Porfirio Muñoz Ledo
Bitácora Republicana
Recién apareció un libro esencial para el conocimiento del acontecer contemporáneo del país. “1988: El año que calló el sistema”. Su autora, la noble periodista Martha Anaya. Leerlo es una experiencia estremecedora e imprescindible. Debiera generar un análisis responsable sobre los orígenes inmediatos de la tragedia nacional.
No es un alegato ideológico sino un repaso objetivo y documentado de sucesos que descarrilaron el cambio histórico. El abatimiento de los velos piadosos que han encubierto la enorme traición cometida contra la voluntad popular: el juego suicida entre inercias y mezquindades que ha marcado desde entonces el despeñadero moral de la República.
La obra es una crónica de las jornadas iniciadas el día de la elección y desarrolladas más tarde entre bambalinas, hasta que el sistema recobró el control político mediante la aceptación -interesada o medrosa- de una victoria oficial que nunca existió, por parte de quienes realmente la obtuvieron. Los testimonios de los actores no dejan lugar a dudas sobre las cuestiones a debate.
Ante todo el verdadero resultado de los comicios ¿Cárdenas obtuvo más sufragios que Salinas o sólo quisieron preservar una mayoría holgada para el régimen? Además de que los hechos relatados apuntan inequívocamente en el primer sentido, ninguno de los interrogados afirma que Salinas ganó la elección.

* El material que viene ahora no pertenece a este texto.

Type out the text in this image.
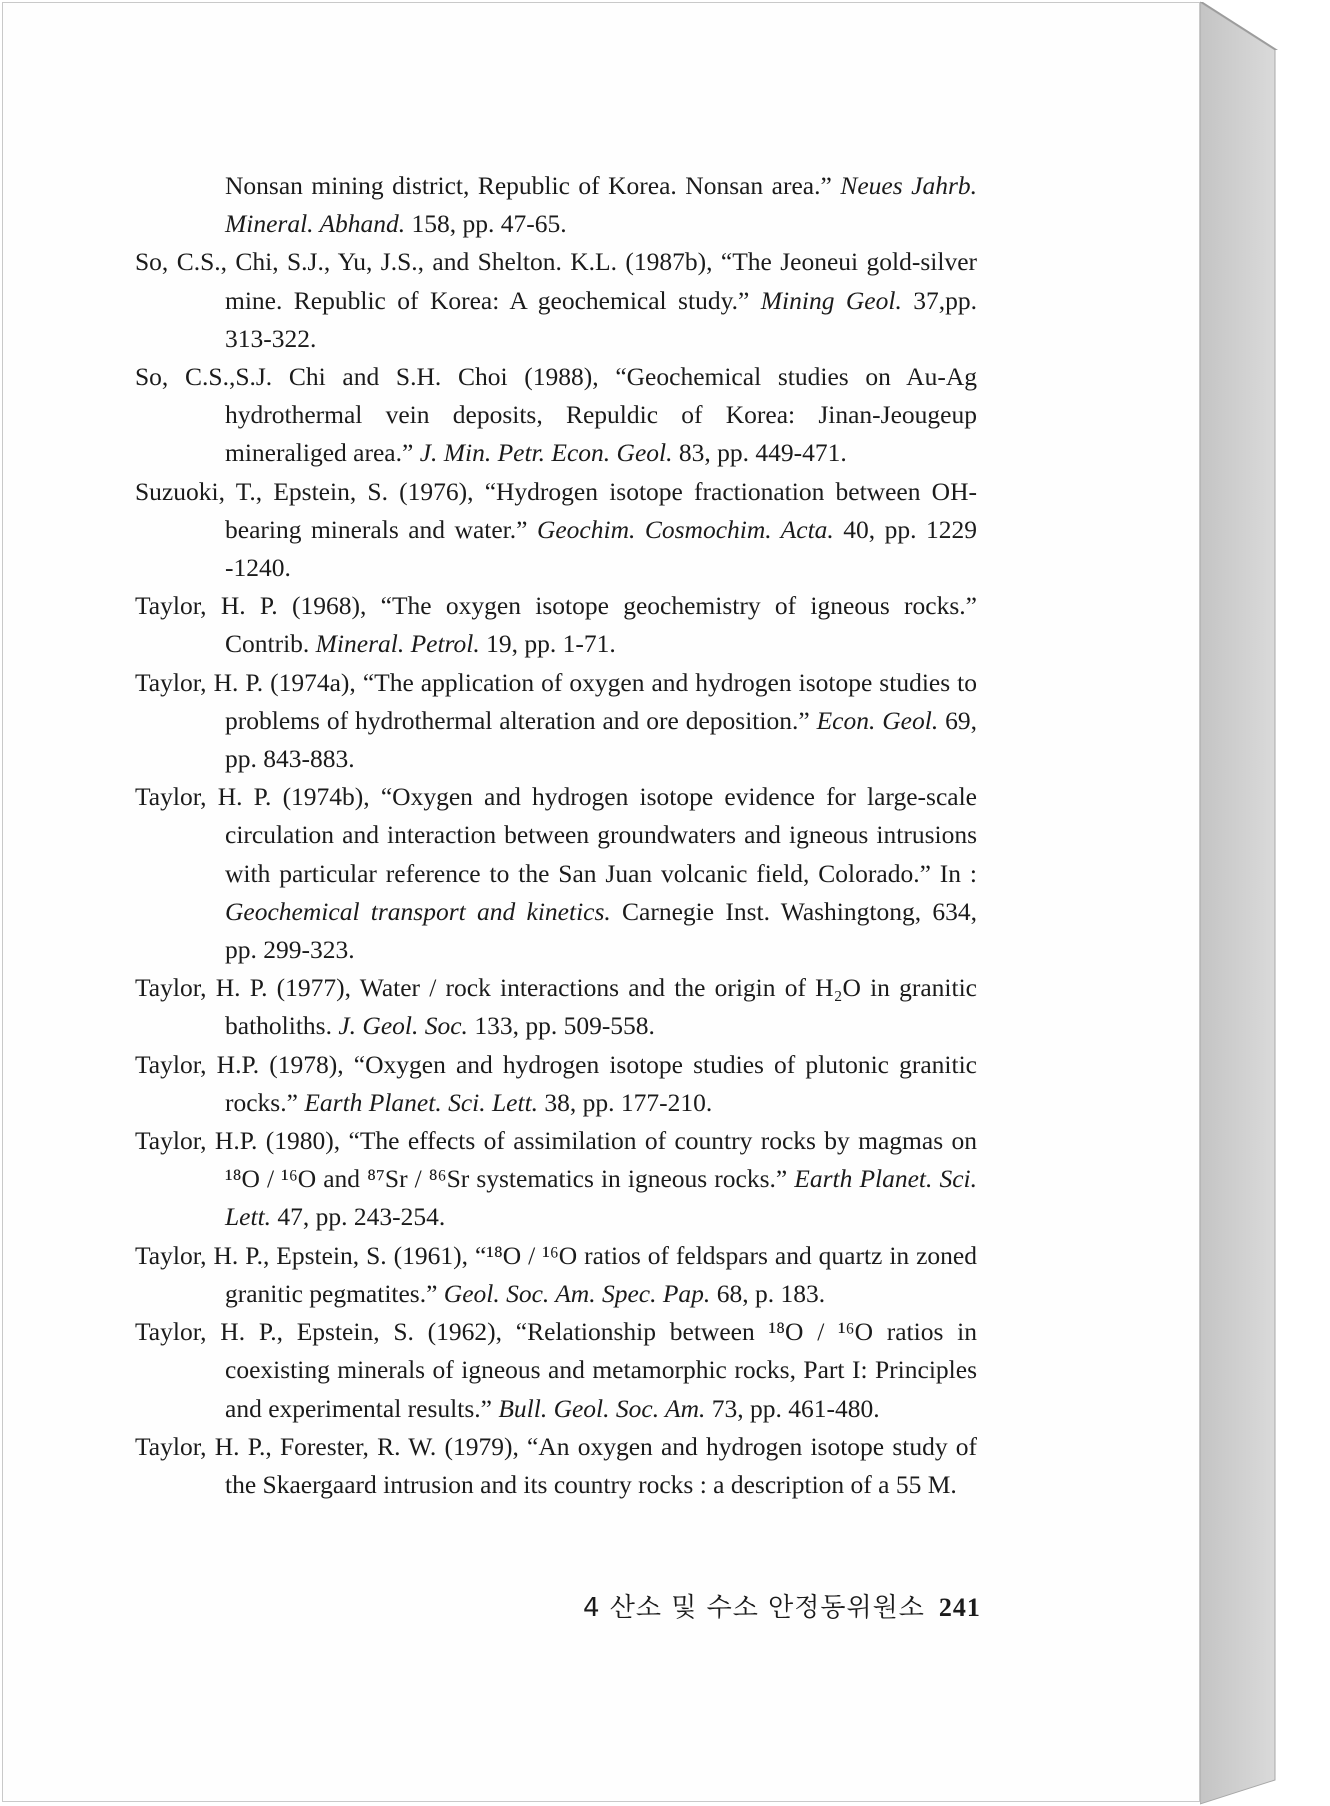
Nonsan mining district, Republic of Korea. Nonsan area.” Neues Jahrb. Mineral. Abhand. 158, pp. 47-65.
So, C.S., Chi, S.J., Yu, J.S., and Shelton. K.L. (1987b), “The Jeoneui gold-silver mine. Republic of Korea: A geochemical study.” Mining Geol. 37,pp. 313-322.
So, C.S.,S.J. Chi and S.H. Choi (1988), “Geochemical studies on Au-Ag hydrothermal vein deposits, Repuldic of Korea: Jinan-Jeougeup mineraliged area.” J. Min. Petr. Econ. Geol. 83, pp. 449-471.
Suzuoki, T., Epstein, S. (1976), “Hydrogen isotope fractionation between OH-bearing minerals and water.” Geochim. Cosmochim. Acta. 40, pp. 1229 -1240.
Taylor, H. P. (1968), “The oxygen isotope geochemistry of igneous rocks.” Contrib. Mineral. Petrol. 19, pp. 1-71.
Taylor, H. P. (1974a), “The application of oxygen and hydrogen isotope studies to problems of hydrothermal alteration and ore deposition.” Econ. Geol. 69, pp. 843-883.
Taylor, H. P. (1974b), “Oxygen and hydrogen isotope evidence for large-scale circulation and interaction between groundwaters and igneous intrusions with particular reference to the San Juan volcanic field, Colorado.” In : Geochemical transport and kinetics. Carnegie Inst. Washingtong, 634, pp. 299-323.
Taylor, H. P. (1977), Water / rock interactions and the origin of H₂O in granitic batholiths. J. Geol. Soc. 133, pp. 509-558.
Taylor, H.P. (1978), “Oxygen and hydrogen isotope studies of plutonic granitic rocks.” Earth Planet. Sci. Lett. 38, pp. 177-210.
Taylor, H.P. (1980), “The effects of assimilation of country rocks by magmas on ¹⁸O / ¹⁶O and ⁸⁷Sr / ⁸⁶Sr systematics in igneous rocks.” Earth Planet. Sci. Lett. 47, pp. 243-254.
Taylor, H. P., Epstein, S. (1961), “¹⁸O / ¹⁶O ratios of feldspars and quartz in zoned granitic pegmatites.” Geol. Soc. Am. Spec. Pap. 68, p. 183.
Taylor, H. P., Epstein, S. (1962), “Relationship between ¹⁸O / ¹⁶O ratios in coexisting minerals of igneous and metamorphic rocks, Part I: Principles and experimental results.” Bull. Geol. Soc. Am. 73, pp. 461-480.
Taylor, H. P., Forester, R. W. (1979), “An oxygen and hydrogen isotope study of the Skaergaard intrusion and its country rocks : a description of a 55 M.
4 산소 및 수소 안정동위원소 241
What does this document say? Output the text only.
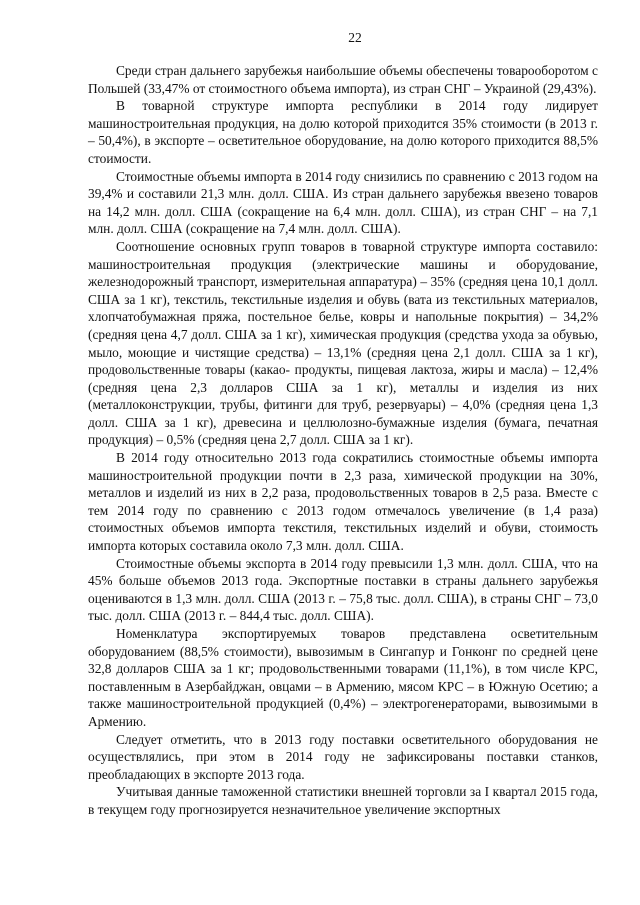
22

Среди стран дальнего зарубежья наибольшие объемы обеспечены товарооборотом с Польшей (33,47% от стоимостного объема импорта), из стран СНГ – Украиной (29,43%).

В товарной структуре импорта республики в 2014 году лидирует машиностроительная продукция, на долю которой приходится 35% стоимости (в 2013 г. – 50,4%), в экспорте – осветительное оборудование, на долю которого приходится 88,5% стоимости.

Стоимостные объемы импорта в 2014 году снизились по сравнению с 2013 годом на 39,4% и составили 21,3 млн. долл. США. Из стран дальнего зарубежья ввезено товаров на 14,2 млн. долл. США (сокращение на 6,4 млн. долл. США), из стран СНГ – на 7,1 млн. долл. США (сокращение на 7,4 млн. долл. США).

Соотношение основных групп товаров в товарной структуре импорта составило: машиностроительная продукция (электрические машины и оборудование, железнодорожный транспорт, измерительная аппаратура) – 35% (средняя цена 10,1 долл. США за 1 кг), текстиль, текстильные изделия и обувь (вата из текстильных материалов, хлопчатобумажная пряжа, постельное белье, ковры и напольные покрытия) – 34,2% (средняя цена 4,7 долл. США за 1 кг), химическая продукция (средства ухода за обувью, мыло, моющие и чистящие средства) – 13,1% (средняя цена 2,1 долл. США за 1 кг), продовольственные товары (какао- продукты, пищевая лактоза, жиры и масла) – 12,4% (средняя цена 2,3 долларов США за 1 кг), металлы и изделия из них (металлоконструкции, трубы, фитинги для труб, резервуары) – 4,0% (средняя цена 1,3 долл. США за 1 кг), древесина и целлюлозно-бумажные изделия (бумага, печатная продукция) – 0,5% (средняя цена 2,7 долл. США за 1 кг).

В 2014 году относительно 2013 года сократились стоимостные объемы импорта машиностроительной продукции почти в 2,3 раза, химической продукции на 30%, металлов и изделий из них в 2,2 раза, продовольственных товаров в 2,5 раза. Вместе с тем 2014 году по сравнению с 2013 годом отмечалось увеличение (в 1,4 раза) стоимостных объемов импорта текстиля, текстильных изделий и обуви, стоимость импорта которых составила около 7,3 млн. долл. США.

Стоимостные объемы экспорта в 2014 году превысили 1,3 млн. долл. США, что на 45% больше объемов 2013 года. Экспортные поставки в страны дальнего зарубежья оцениваются в 1,3 млн. долл. США (2013 г. – 75,8 тыс. долл. США), в страны СНГ – 73,0 тыс. долл. США (2013 г. – 844,4 тыс. долл. США).

Номенклатура экспортируемых товаров представлена осветительным оборудованием (88,5% стоимости), вывозимым в Сингапур и Гонконг по средней цене 32,8 долларов США за 1 кг; продовольственными товарами (11,1%), в том числе КРС, поставленным в Азербайджан, овцами – в Армению, мясом КРС – в Южную Осетию; а также машиностроительной продукцией (0,4%) – электрогенераторами, вывозимыми в Армению.

Следует отметить, что в 2013 году поставки осветительного оборудования не осуществлялись, при этом в 2014 году не зафиксированы поставки станков, преобладающих в экспорте 2013 года.

Учитывая данные таможенной статистики внешней торговли за I квартал 2015 года, в текущем году прогнозируется незначительное увеличение экспортных
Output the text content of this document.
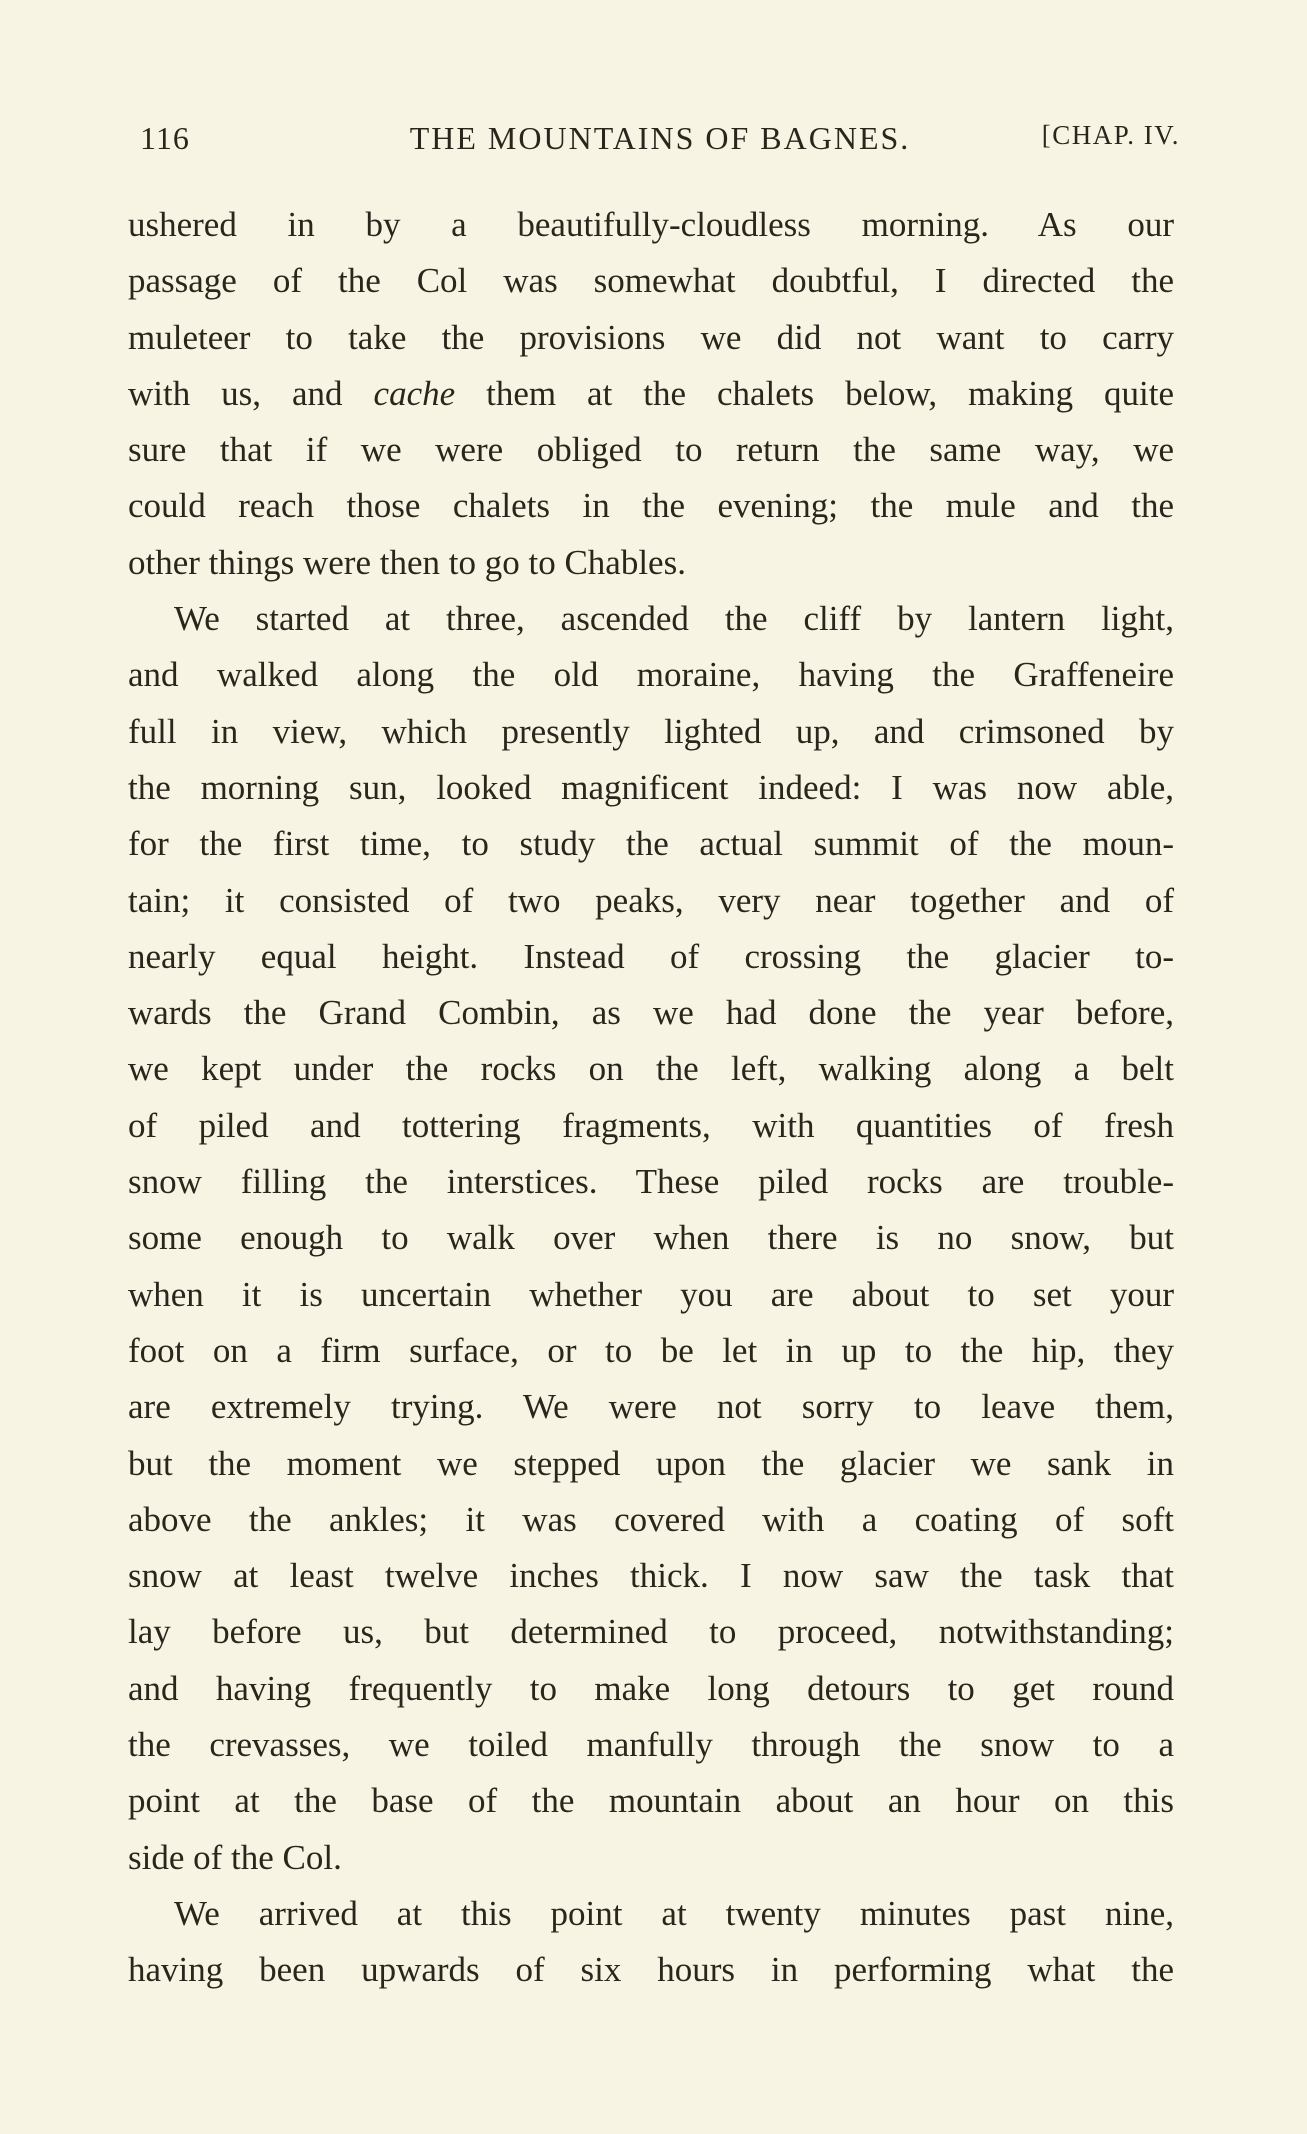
116	THE MOUNTAINS OF BAGNES.	[CHAP. IV.
ushered in by a beautifully-cloudless morning. As our
passage of the Col was somewhat doubtful, I directed the
muleteer to take the provisions we did not want to carry
with us, and cache them at the chalets below, making quite
sure that if we were obliged to return the same way, we
could reach those chalets in the evening; the mule and the
other things were then to go to Chables.
We started at three, ascended the cliff by lantern light,
and walked along the old moraine, having the Graffeneire
full in view, which presently lighted up, and crimsoned by
the morning sun, looked magnificent indeed: I was now able,
for the first time, to study the actual summit of the moun-
tain; it consisted of two peaks, very near together and of
nearly equal height. Instead of crossing the glacier to-
wards the Grand Combin, as we had done the year before,
we kept under the rocks on the left, walking along a belt
of piled and tottering fragments, with quantities of fresh
snow filling the interstices. These piled rocks are trouble-
some enough to walk over when there is no snow, but
when it is uncertain whether you are about to set your
foot on a firm surface, or to be let in up to the hip, they
are extremely trying. We were not sorry to leave them,
but the moment we stepped upon the glacier we sank in
above the ankles; it was covered with a coating of soft
snow at least twelve inches thick. I now saw the task that
lay before us, but determined to proceed, notwithstanding;
and having frequently to make long detours to get round
the crevasses, we toiled manfully through the snow to a
point at the base of the mountain about an hour on this
side of the Col.
We arrived at this point at twenty minutes past nine,
having been upwards of six hours in performing what the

Quien era titular del Ejecutivo dice “portar el sambenito del fraude es penoso pero lo hubiese sido más perder el poder”; “a la izquierda no había ni hay que dejarla llegar”. “Creo que hice bien en impedirlo”. Aunque no haya sido obra de su firmeza, sino de las maquinaciones del beneficiario primordial.
La célebre caída del sistema es más sustantiva de lo que muchos suponen. No fue sólo una decisión de emergencia para evitar la diseminación de cifras abrumadoramente favorables a la oposición en el Valle de México. Derivó también de obstrucciones informativas de los comités estatales, que improvisaban malabarismos para maquillar los resultados en todo el territorio nacional.
El cúmulo de falsificaciones comprobables, el “escalofrío de Los Pinos” descrito por la autora, el desconcierto de la clase gobernante, la perceptible neutralidad del Ejército, la convicción de nuestro triunfo en la opinión internacional y sobre todo el enardecimiento popular, habían creado las condiciones para exigir la nulidad de la elección e impulsar una genuina transición democrática.
Así lo convenimos el 6 de julio en el “Llamado a la legalidad” redactado por Castillo Peraza y por mí. “En caso de que no se reestablezca la legalidad del proceso electoral no aceptaríamos los resultados ni reconoceríamos a las autoridades que provinieran de hechos fraudulentos, por lo que procederíamos a defender los derechos del pueblo mexicano con todas las armas que la Constitución nos otorga”.
Las evidencias de fraude eran mucho mayores a las que cualquier legislación establece para anular comicios y la capacidad de movilización social muy superior a otras que desplomaron regímenes por la vía pacífica. La equiparación con el 68 es desproporcionada y el hipotético “baño de sangre” sólo una excusa a posteriori del desistimiento. No era factible, ni con Atila despachando en Palacio.
Ciertamente, las experiencias previas de Europa mediterránea y el Cono Sur no eran comparables a la nuestra y la erupción del 88 ocurre un año antes del No a Pinochet y dos de la caída del Muro de Berlín. Pudimos ser adelantados de la historia, pero los principales dirigentes carecían de los tamaños para entenderlo. Se requería, como escribió Castañeda, “una visión de largo plazo y la definición precisa de que la meta era la liquidación del sistema”.
Recuerda que entonces le dije: “si dejamos que el chaparrito se recupere y reagrupe sus fuerzas, no nos lo quitamos de encima”. Así sucedió y la derecha se instaló en el poder durante dos decenios para ejecutar un programa radicalmente opuesto al plebiscitado por el pueblo. El desastre acaecido hasta hoy es nuestra responsabilidad por omisión y la pequeñez de algunos apenas se distingue de la complicidad.
Afirma De la Madrid que, al entrevistarse secretamente con su contrincante, Cárdenas admitió la derrota: “aceptó la victoria de Salinas en los hechos; se sentó con él a negociar”. A cambio de ninguna ventaja política comprobable, ya que todas fueron a las alforjas de Acción Nacional. Para acá reservaron la represión y finalmente el desprecio.
No imagino a los conspiradores de Querétaro negociando en la sombra posiciones con el virreinato ni a los maderistas o constitucionalistas enviando en la batalla mensajes subterráneos de retirada. Para infortunio de nuestra generación, los héroes no se dan en maceta ni la grandeza es un bien heredable.